You would have no idea what was even available in the kitchen nor would you know what the chef could even make.
Asking your child, especially a picky eater, “What do you want to eat?” is setting your child up for frustration and staying in the cycle of picky eating.
While this might seem like an easy way to make something your picky eater will like, it’s also a really fast way to cause a meltdown.
Oh, you want a PB&J sandwich? Well, we are out of peanut butter …. *cue meltdown*
Oh, you want a hamburger? Well I only have 10 minutes to get lunch ready so I can’t make that right now… *cue meltdown*
When you give them a million options without any reasonable boundaries, it can end up frustrating for everyone.

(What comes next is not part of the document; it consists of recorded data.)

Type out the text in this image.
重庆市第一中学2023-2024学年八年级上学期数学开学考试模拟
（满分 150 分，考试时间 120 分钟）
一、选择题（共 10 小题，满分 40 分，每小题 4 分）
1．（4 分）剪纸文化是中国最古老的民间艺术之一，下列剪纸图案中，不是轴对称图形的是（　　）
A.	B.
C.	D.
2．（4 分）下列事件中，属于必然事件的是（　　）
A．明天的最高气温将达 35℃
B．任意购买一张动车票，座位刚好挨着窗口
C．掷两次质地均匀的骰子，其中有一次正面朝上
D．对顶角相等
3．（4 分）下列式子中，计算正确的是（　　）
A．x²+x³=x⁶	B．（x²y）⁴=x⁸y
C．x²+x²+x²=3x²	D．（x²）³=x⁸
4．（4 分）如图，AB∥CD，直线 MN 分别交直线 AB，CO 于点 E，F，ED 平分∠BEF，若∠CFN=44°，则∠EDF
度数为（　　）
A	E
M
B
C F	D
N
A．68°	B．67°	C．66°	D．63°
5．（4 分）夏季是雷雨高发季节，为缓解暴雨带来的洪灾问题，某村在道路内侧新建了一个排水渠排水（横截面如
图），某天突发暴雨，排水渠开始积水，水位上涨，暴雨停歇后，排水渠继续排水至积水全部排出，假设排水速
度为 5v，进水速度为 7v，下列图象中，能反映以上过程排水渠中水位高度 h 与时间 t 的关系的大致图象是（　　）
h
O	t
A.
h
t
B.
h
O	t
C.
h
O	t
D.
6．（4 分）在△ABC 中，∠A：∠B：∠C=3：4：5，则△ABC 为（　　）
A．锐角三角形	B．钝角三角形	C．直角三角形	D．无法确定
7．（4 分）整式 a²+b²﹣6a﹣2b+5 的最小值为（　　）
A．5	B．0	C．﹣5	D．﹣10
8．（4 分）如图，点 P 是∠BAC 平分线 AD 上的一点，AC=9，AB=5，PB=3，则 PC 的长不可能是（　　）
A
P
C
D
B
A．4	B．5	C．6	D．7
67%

With the Division of Responsibility (see highlights) we learn as the adult it is our job to decide WHAT foods are being offered and WHEN – but that doesn’t mean your child can’t have any say in what they are eating.
The best way to foster independence but also set reasonable boundaries is by PROVIDING OPTIONS.

YOU still decide what is being offered and when but you allow your child a “choice” in the matter by providing two comparable options.
This allows your child a perceived sense of control over what they are eating but ultimately still leaves you in charge of deciding what is being offered – so you can make sure it’s something you actually have and have time to prepare!